- According to current cryptocurrency news, the long-debated BNB Chain deployment vote for the Uniswap DAO’s V3 release has been accomplished.
- ConsenSys, which makes Ethereum software, and Robert Leshner, who invented Compound Finance, supported the resolution.
The much-debated BNB Chain deployment vote for the Uniswap DAO’s V3 release has finally been completed, according to the most recent cryptocurrency news.
Voting is finished at Uniswap DAO
Delegates with considerable voting power, such as ConsenSys, the company that creates the Ethereum software, and Robert Leshner, the inventor of Compound Finance, cast votes in favour of the resolution. During this time, the top venture capital company Andreessen Horowitz used a total of 15 million ballots to vote against the motion.
This particular decision has prompted a significant discussion about the governance process for the implementation of cross-chain applications. Many delegates expressed their resistance to pushing through with the deployment with Wormhole as the only choice for the “bridge provider,” including those who sell bridges. The process of sending cryptographic tokens between compatible networks uses a method known as a bridge provider. However, they demanded an alternative approach that was unrelated to any one bridge. For their side, Andreessen Horowitz said that LayerZero should defeat Wormhole as the obvious winner of the competition.
What Will Uniswap Do Next?
The imminent deployment on the BNB Chain is a problem that cannot be disregarded, according to crypto news about Uniswap’s recent proposal. This is because on April 1 of this year, Uniswap’s commercial licence for its v3 version will expire. It won’t be possible for other platforms to create comparable protocols because of the licencing.

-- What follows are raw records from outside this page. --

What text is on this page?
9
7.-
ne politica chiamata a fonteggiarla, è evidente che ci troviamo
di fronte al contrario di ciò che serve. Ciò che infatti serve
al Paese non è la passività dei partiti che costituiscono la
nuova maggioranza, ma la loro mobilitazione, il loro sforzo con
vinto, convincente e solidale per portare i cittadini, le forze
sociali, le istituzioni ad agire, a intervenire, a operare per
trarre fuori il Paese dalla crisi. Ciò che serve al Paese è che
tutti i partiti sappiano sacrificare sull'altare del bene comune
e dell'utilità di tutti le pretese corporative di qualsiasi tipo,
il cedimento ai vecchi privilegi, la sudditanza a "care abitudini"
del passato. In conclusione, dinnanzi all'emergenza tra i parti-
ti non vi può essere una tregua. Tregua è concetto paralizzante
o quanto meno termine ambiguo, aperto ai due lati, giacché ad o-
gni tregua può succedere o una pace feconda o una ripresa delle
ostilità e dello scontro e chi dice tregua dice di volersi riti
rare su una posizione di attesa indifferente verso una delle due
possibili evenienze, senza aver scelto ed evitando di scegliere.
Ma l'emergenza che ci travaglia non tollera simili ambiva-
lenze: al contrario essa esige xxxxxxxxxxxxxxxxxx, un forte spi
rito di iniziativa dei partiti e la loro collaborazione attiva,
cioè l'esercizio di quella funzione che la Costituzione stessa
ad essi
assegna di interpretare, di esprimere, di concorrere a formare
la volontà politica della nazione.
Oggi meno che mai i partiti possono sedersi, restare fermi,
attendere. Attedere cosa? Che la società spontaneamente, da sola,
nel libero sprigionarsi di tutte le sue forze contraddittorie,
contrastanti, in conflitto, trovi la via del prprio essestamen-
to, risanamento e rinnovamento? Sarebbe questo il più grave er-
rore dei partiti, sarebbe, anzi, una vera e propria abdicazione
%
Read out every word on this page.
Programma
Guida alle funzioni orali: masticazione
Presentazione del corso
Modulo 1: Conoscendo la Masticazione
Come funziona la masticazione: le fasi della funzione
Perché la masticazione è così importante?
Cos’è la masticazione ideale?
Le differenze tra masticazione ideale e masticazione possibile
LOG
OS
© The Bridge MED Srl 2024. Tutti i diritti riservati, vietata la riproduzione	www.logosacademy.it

The new concept of several pools for each pair of tokens in UniSwap Version 3 is included, with each pool imposing a separate exchange charge. In the previous, every distinct pair of tokens was associated with a single liquidity pool, and all swaps were subject to a default fee of 0.3% of the value of the cryptocurrencies being swapped. Even though this method has in the past proven effective, it is likely set at a level that is too low for pools that trade in extremely volatile coins and too high for pools that trade in reasonably stable cryptocurrencies.